Il est normal que les artiste congolais puissent bénéficier de leurs droits d’auteur y compris ceux versés par les pays étrangers. La culture doit être comprise comme étant le fondement de tout pays, spécialement la Rdc.
Pour monter un bon spectacle de théâtre, une exposition ou donner un concert de musique, il faut attendre un financement d’une institution ou d’un organisme étrangers. Le constat a été fait par le directeur artistique de la Compagnie Théâtre des Intrigants. Edgar Kulumbi Nsin, au cours d’une Interview qu’il nous a accordée, le mercredi 4 avril dernier au Ciaj.

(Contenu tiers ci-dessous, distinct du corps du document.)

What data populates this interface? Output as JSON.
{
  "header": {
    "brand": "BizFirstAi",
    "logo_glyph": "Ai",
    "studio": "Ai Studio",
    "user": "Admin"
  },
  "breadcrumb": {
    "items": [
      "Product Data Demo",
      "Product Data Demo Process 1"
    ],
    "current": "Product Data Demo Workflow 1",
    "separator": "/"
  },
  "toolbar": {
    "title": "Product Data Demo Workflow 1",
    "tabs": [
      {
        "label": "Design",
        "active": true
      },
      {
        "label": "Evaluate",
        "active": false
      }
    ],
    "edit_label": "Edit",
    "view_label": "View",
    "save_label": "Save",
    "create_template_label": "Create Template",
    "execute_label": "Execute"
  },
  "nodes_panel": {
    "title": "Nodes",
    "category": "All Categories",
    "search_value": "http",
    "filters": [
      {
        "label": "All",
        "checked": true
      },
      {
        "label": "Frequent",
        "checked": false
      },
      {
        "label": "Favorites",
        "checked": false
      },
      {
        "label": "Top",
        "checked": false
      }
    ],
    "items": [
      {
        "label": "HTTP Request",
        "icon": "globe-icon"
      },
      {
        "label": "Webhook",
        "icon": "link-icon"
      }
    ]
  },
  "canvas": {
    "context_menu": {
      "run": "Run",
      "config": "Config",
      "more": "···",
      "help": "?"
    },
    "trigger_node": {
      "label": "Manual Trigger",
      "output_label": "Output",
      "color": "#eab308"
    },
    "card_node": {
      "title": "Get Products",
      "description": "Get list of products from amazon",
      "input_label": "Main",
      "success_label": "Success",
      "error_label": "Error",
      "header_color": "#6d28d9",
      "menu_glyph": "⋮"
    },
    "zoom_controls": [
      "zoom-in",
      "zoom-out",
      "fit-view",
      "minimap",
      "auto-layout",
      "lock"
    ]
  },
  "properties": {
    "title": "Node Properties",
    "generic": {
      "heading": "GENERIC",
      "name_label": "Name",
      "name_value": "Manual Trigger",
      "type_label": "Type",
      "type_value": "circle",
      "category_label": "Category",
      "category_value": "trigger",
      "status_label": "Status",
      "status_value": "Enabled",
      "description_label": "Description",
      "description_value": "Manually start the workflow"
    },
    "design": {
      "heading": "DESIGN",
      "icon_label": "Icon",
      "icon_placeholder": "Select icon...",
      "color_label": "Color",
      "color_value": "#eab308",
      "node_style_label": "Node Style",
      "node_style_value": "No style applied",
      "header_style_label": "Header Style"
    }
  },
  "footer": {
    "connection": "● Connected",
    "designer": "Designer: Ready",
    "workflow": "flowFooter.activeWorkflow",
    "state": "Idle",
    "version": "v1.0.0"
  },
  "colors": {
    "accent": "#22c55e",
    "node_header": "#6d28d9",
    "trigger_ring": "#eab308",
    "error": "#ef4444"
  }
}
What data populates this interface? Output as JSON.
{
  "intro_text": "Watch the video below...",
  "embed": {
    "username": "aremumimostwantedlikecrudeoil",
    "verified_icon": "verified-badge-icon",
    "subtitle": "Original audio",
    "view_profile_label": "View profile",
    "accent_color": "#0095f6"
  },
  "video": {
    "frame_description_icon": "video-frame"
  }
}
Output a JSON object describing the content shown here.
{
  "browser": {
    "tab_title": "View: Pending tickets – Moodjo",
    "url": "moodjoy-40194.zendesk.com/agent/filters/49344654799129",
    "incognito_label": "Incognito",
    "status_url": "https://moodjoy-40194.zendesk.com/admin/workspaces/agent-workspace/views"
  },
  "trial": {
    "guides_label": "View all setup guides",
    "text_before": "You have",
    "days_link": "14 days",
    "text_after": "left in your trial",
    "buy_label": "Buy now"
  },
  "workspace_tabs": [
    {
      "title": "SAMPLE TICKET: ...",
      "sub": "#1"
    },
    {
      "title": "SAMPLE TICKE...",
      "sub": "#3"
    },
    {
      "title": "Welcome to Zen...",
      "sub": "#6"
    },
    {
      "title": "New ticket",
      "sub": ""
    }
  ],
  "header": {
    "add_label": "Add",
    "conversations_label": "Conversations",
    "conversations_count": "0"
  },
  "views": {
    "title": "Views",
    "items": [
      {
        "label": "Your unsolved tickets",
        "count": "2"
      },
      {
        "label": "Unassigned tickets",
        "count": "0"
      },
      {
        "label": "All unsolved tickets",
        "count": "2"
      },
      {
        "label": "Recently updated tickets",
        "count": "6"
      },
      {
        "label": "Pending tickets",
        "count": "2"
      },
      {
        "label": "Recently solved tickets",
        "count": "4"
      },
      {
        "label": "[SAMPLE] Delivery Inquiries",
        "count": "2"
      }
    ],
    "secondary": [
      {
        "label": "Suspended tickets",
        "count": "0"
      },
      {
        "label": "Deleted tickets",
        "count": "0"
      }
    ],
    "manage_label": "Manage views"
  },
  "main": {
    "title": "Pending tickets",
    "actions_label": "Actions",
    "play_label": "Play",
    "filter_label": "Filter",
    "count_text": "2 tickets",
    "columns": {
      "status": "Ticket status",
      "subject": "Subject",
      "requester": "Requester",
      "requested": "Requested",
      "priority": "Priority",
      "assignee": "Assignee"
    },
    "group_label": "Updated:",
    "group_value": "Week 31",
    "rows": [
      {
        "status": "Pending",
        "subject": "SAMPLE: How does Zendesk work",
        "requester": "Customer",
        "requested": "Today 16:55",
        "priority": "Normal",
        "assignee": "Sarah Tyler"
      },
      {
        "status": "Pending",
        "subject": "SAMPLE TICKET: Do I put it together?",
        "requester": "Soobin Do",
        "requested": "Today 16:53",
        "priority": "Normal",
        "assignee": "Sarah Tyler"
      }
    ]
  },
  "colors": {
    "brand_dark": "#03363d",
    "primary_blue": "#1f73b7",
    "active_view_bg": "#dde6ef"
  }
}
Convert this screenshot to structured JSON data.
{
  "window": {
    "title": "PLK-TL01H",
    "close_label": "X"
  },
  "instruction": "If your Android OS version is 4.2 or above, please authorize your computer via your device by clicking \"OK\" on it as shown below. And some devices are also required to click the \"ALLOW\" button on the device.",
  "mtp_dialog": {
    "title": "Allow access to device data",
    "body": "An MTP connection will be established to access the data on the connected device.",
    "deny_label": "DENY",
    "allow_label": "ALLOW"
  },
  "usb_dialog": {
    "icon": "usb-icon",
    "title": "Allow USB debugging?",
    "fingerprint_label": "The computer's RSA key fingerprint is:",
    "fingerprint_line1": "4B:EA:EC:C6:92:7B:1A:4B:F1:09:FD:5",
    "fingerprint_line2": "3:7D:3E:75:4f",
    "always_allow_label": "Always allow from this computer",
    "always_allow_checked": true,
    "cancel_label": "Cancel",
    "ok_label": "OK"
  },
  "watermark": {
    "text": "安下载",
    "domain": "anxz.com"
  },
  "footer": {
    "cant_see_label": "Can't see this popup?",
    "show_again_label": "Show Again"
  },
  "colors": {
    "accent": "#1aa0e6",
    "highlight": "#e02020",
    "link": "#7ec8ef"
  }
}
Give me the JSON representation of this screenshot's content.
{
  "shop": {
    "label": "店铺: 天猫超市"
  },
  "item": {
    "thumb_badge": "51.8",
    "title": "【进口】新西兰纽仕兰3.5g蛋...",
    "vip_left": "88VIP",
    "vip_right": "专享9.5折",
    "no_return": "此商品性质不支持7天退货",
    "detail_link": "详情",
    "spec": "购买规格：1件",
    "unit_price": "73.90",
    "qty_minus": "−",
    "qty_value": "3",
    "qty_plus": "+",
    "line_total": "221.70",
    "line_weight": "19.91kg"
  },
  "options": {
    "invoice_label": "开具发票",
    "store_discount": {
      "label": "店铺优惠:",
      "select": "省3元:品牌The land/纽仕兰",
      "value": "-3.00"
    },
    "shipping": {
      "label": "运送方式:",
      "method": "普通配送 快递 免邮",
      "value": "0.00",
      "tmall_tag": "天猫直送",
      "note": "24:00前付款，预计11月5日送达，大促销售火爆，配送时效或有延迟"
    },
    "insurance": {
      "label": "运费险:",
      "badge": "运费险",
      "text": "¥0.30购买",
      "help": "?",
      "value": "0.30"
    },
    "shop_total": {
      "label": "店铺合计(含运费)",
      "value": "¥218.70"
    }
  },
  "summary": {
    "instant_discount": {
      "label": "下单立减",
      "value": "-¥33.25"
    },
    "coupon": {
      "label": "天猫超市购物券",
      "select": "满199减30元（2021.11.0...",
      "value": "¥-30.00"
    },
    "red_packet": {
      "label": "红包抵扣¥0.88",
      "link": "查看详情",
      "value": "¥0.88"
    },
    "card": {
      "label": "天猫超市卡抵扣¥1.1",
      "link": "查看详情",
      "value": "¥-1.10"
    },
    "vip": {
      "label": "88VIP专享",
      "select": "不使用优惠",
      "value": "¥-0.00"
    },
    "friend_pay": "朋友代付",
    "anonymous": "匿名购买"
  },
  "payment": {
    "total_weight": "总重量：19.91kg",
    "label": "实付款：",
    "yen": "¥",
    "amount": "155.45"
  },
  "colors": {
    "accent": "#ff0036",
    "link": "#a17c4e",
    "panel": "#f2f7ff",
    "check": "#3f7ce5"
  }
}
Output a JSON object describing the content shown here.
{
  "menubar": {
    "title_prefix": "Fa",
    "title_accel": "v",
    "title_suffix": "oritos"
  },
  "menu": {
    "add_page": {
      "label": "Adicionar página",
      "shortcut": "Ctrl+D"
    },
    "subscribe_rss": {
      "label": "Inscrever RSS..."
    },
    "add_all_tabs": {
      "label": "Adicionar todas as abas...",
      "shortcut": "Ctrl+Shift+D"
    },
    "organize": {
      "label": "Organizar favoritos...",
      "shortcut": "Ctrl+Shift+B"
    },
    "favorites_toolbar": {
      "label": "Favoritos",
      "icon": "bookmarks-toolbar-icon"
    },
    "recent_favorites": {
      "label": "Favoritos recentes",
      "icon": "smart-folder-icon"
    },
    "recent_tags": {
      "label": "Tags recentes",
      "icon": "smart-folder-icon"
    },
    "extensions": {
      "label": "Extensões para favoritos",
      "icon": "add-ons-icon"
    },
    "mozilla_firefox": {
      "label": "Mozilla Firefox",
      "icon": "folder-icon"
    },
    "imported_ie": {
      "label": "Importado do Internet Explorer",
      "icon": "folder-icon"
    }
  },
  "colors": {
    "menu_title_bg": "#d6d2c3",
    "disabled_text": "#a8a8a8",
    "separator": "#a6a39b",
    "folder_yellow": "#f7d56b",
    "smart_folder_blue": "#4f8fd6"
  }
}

Homme de théâtre et gestionnaire d’une institution culturelle, il a fondé son analyse sur l’expérience du ministère de la Culture et des arts. Les ministres se succèdent à la « Maison jaune » du boulevard du 30 Juin et les artistes ne retiennent que leurs beaux discours. « Je suis déçu de voir que les ministres font des discours, mais ne réalisent rien. Il ne s’agit pas d’avoir beaucoup d’argent.
Il suffit que le ministre donne, par exemple, 1000$ à une troupe qui monte un spectacle, 10.000$ à l’institut national des arts ( Ina), pour la formation des techniciens de musique et d’art dramatique, pour prouver qu’il a la volonté de promouvoir la culture, a noté l’artiste comédien et metteur en scène Edgac Kulumbi.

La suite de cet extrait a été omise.